Capstone project could help restore ponds
Students to present plans to state officials for contaminated water

Six Central Michigan University students will present state officials with recommendations about putting two fish-rearing ponds back into use in the West Michigan community of Belmont.
The students are producing the recommendations as part of their environmental engineering capstone project.
Their efforts build off earlier work by CMU students, including one who brought the ponds’ contamination to the attention of state officials. The DNR stopped using the ponds out of an abundance of caution for human health.
The recommendations focus on reducing concentrations of hazardous chemicals known as PFAS in the ponds’ water.
They’ve led meetings with state officials, sampled the ponds’ water and sediment and weighed considerations like cost and feasibility regarding an issue full of unknowns, said Itzel Marquez, a faculty member in the School of Engineering and Technology.

They started by researching the ponds’ history, which took them to Larry Lemke, a faculty member in the Earth and Atmospheric Sciences Department. Lemke’s students have researched the flow of PFAS from a nearby landfill for years.
Their work included two field trips to the ponds, one to get acquainted with the area and the other to take samples, Marquez said.
One underappreciated part of the project is that the students work in uncharted territory. While PFAS use dates to the 1940s, its impact on the health of living things is just emerging.
It’s known that PFAS – linked to a range of health impacts – accumulates in the bodies of living things, but the mechanism is not fully understood, Marquez said. The students used safe drinking water standards because standards for wildlife habitat don’t yet exist.
That means the students’ work has the potential to influence the future of how environmental protection agencies craft standards regarding wildlife.
They plan to present their recommendations this semester to representatives from the Department of Natural Resources and Department of Environment, Great Lakes and Energy, Marquez said. They also plan to present at an end-of-semester event.
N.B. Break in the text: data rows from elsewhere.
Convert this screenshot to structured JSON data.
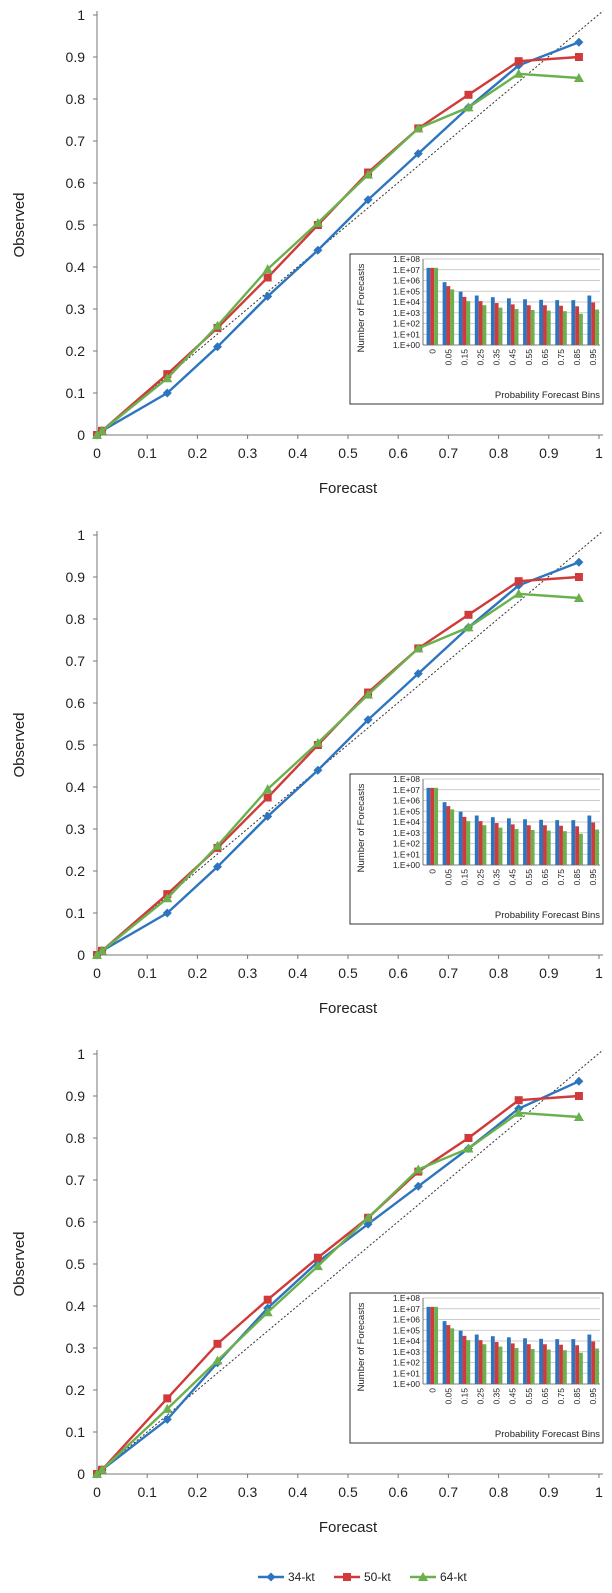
{
  "chart_data": [
    {
      "type": "line",
      "xlabel": "Forecast",
      "ylabel": "Observed",
      "xlim": [
        0,
        1
      ],
      "ylim": [
        0,
        1
      ],
      "x_ticks": [
        "0",
        "0.1",
        "0.2",
        "0.3",
        "0.4",
        "0.5",
        "0.6",
        "0.7",
        "0.8",
        "0.9",
        "1"
      ],
      "y_ticks": [
        "0",
        "0.1",
        "0.2",
        "0.3",
        "0.4",
        "0.5",
        "0.6",
        "0.7",
        "0.8",
        "0.9",
        "1"
      ],
      "x": [
        0,
        0.01,
        0.14,
        0.24,
        0.34,
        0.44,
        0.54,
        0.64,
        0.74,
        0.84,
        0.96
      ],
      "series": [
        {
          "name": "34-kt",
          "color": "#2e75c0",
          "marker": "diamond",
          "values": [
            0,
            0.01,
            0.1,
            0.21,
            0.33,
            0.44,
            0.56,
            0.67,
            0.78,
            0.88,
            0.935
          ]
        },
        {
          "name": "50-kt",
          "color": "#d03a3a",
          "marker": "square",
          "values": [
            0,
            0.01,
            0.145,
            0.255,
            0.375,
            0.5,
            0.625,
            0.73,
            0.81,
            0.89,
            0.9
          ]
        },
        {
          "name": "64-kt",
          "color": "#6ab04c",
          "marker": "triangle",
          "values": [
            0,
            0.01,
            0.135,
            0.26,
            0.395,
            0.505,
            0.62,
            0.73,
            0.78,
            0.86,
            0.85
          ]
        }
      ],
      "reference_line": "diagonal dashed",
      "inset": {
        "type": "bar",
        "xlabel": "Probability Forecast Bins",
        "ylabel": "Number of Forecasts",
        "log_scale": true,
        "y_ticks": [
          "1.E+00",
          "1.E+01",
          "1.E+02",
          "1.E+03",
          "1.E+04",
          "1.E+05",
          "1.E+06",
          "1.E+07",
          "1.E+08"
        ],
        "categories": [
          "0",
          "0.05",
          "0.15",
          "0.25",
          "0.35",
          "0.45",
          "0.55",
          "0.65",
          "0.75",
          "0.85",
          "0.95"
        ],
        "series": [
          {
            "name": "34-kt",
            "values": [
              15000000,
              700000,
              90000,
              40000,
              28000,
              22000,
              18000,
              16000,
              15000,
              15000,
              40000
            ]
          },
          {
            "name": "50-kt",
            "values": [
              15000000,
              300000,
              30000,
              12000,
              8000,
              6000,
              5000,
              5000,
              4500,
              4000,
              9000
            ]
          },
          {
            "name": "64-kt",
            "values": [
              15000000,
              150000,
              12000,
              5000,
              3000,
              2200,
              1800,
              1600,
              1400,
              800,
              2000
            ]
          }
        ]
      }
    },
    {
      "type": "line",
      "xlabel": "Forecast",
      "ylabel": "Observed",
      "xlim": [
        0,
        1
      ],
      "ylim": [
        0,
        1
      ],
      "x_ticks": [
        "0",
        "0.1",
        "0.2",
        "0.3",
        "0.4",
        "0.5",
        "0.6",
        "0.7",
        "0.8",
        "0.9",
        "1"
      ],
      "y_ticks": [
        "0",
        "0.1",
        "0.2",
        "0.3",
        "0.4",
        "0.5",
        "0.6",
        "0.7",
        "0.8",
        "0.9",
        "1"
      ],
      "x": [
        0,
        0.01,
        0.14,
        0.24,
        0.34,
        0.44,
        0.54,
        0.64,
        0.74,
        0.84,
        0.96
      ],
      "series": [
        {
          "name": "34-kt",
          "color": "#2e75c0",
          "marker": "diamond",
          "values": [
            0,
            0.01,
            0.1,
            0.21,
            0.33,
            0.44,
            0.56,
            0.67,
            0.78,
            0.88,
            0.935
          ]
        },
        {
          "name": "50-kt",
          "color": "#d03a3a",
          "marker": "square",
          "values": [
            0,
            0.01,
            0.145,
            0.255,
            0.375,
            0.5,
            0.625,
            0.73,
            0.81,
            0.89,
            0.9
          ]
        },
        {
          "name": "64-kt",
          "color": "#6ab04c",
          "marker": "triangle",
          "values": [
            0,
            0.01,
            0.135,
            0.26,
            0.395,
            0.505,
            0.62,
            0.73,
            0.78,
            0.86,
            0.85
          ]
        }
      ],
      "reference_line": "diagonal dashed",
      "inset": {
        "type": "bar",
        "xlabel": "Probability Forecast Bins",
        "ylabel": "Number of Forecasts",
        "log_scale": true,
        "y_ticks": [
          "1.E+00",
          "1.E+01",
          "1.E+02",
          "1.E+03",
          "1.E+04",
          "1.E+05",
          "1.E+06",
          "1.E+07",
          "1.E+08"
        ],
        "categories": [
          "0",
          "0.05",
          "0.15",
          "0.25",
          "0.35",
          "0.45",
          "0.55",
          "0.65",
          "0.75",
          "0.85",
          "0.95"
        ],
        "series": [
          {
            "name": "34-kt",
            "values": [
              15000000,
              700000,
              90000,
              40000,
              28000,
              22000,
              18000,
              16000,
              15000,
              15000,
              40000
            ]
          },
          {
            "name": "50-kt",
            "values": [
              15000000,
              300000,
              30000,
              12000,
              8000,
              6000,
              5000,
              5000,
              4500,
              4000,
              9000
            ]
          },
          {
            "name": "64-kt",
            "values": [
              15000000,
              150000,
              12000,
              5000,
              3000,
              2200,
              1800,
              1600,
              1400,
              800,
              2000
            ]
          }
        ]
      }
    },
    {
      "type": "line",
      "xlabel": "Forecast",
      "ylabel": "Observed",
      "xlim": [
        0,
        1
      ],
      "ylim": [
        0,
        1
      ],
      "x_ticks": [
        "0",
        "0.1",
        "0.2",
        "0.3",
        "0.4",
        "0.5",
        "0.6",
        "0.7",
        "0.8",
        "0.9",
        "1"
      ],
      "y_ticks": [
        "0",
        "0.1",
        "0.2",
        "0.3",
        "0.4",
        "0.5",
        "0.6",
        "0.7",
        "0.8",
        "0.9",
        "1"
      ],
      "x": [
        0,
        0.01,
        0.14,
        0.24,
        0.34,
        0.44,
        0.54,
        0.64,
        0.74,
        0.84,
        0.96
      ],
      "series": [
        {
          "name": "34-kt",
          "color": "#2e75c0",
          "marker": "diamond",
          "values": [
            0,
            0.01,
            0.13,
            0.265,
            0.395,
            0.505,
            0.595,
            0.685,
            0.775,
            0.87,
            0.935
          ]
        },
        {
          "name": "50-kt",
          "color": "#d03a3a",
          "marker": "square",
          "values": [
            0,
            0.01,
            0.18,
            0.31,
            0.415,
            0.515,
            0.61,
            0.72,
            0.8,
            0.89,
            0.9
          ]
        },
        {
          "name": "64-kt",
          "color": "#6ab04c",
          "marker": "triangle",
          "values": [
            0,
            0.01,
            0.155,
            0.27,
            0.385,
            0.495,
            0.61,
            0.725,
            0.775,
            0.86,
            0.85
          ]
        }
      ],
      "reference_line": "diagonal dashed",
      "inset": {
        "type": "bar",
        "xlabel": "Probability Forecast Bins",
        "ylabel": "Number of Forecasts",
        "log_scale": true,
        "y_ticks": [
          "1.E+00",
          "1.E+01",
          "1.E+02",
          "1.E+03",
          "1.E+04",
          "1.E+05",
          "1.E+06",
          "1.E+07",
          "1.E+08"
        ],
        "categories": [
          "0",
          "0.05",
          "0.15",
          "0.25",
          "0.35",
          "0.45",
          "0.55",
          "0.65",
          "0.75",
          "0.85",
          "0.95"
        ],
        "series": [
          {
            "name": "34-kt",
            "values": [
              15000000,
              700000,
              90000,
              40000,
              28000,
              22000,
              18000,
              16000,
              15000,
              15000,
              40000
            ]
          },
          {
            "name": "50-kt",
            "values": [
              15000000,
              300000,
              30000,
              12000,
              8000,
              6000,
              5000,
              5000,
              4500,
              4000,
              9000
            ]
          },
          {
            "name": "64-kt",
            "values": [
              15000000,
              150000,
              12000,
              5000,
              3000,
              2200,
              1800,
              1600,
              1400,
              800,
              2000
            ]
          }
        ]
      }
    }
  ],
  "legend": {
    "entries": [
      {
        "label": "34-kt",
        "color": "#2e75c0",
        "marker": "diamond"
      },
      {
        "label": "50-kt",
        "color": "#d03a3a",
        "marker": "square"
      },
      {
        "label": "64-kt",
        "color": "#6ab04c",
        "marker": "triangle"
      }
    ]
  }
}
“We appreciate this partnership with CMU,” said Brian Gunderman, Southern Lake Michigan Unit Manager for the DNR’s Fisheries Division. “The information they provide to the state will help us make decisions regarding future use of the ponds.”
The DNR used the ponds to raise walleye as part of its game fish stocking program. Eleanor McFarlan, researching PFAS groundwater contamination flowing from a nearby landfill site, brought the PFAS contamination in the ponds to the attention of state officials in 2022.
Although the PFAS levels weren’t over safety standards, the DNR stopped using the ponds out of an abundance of caution for human health.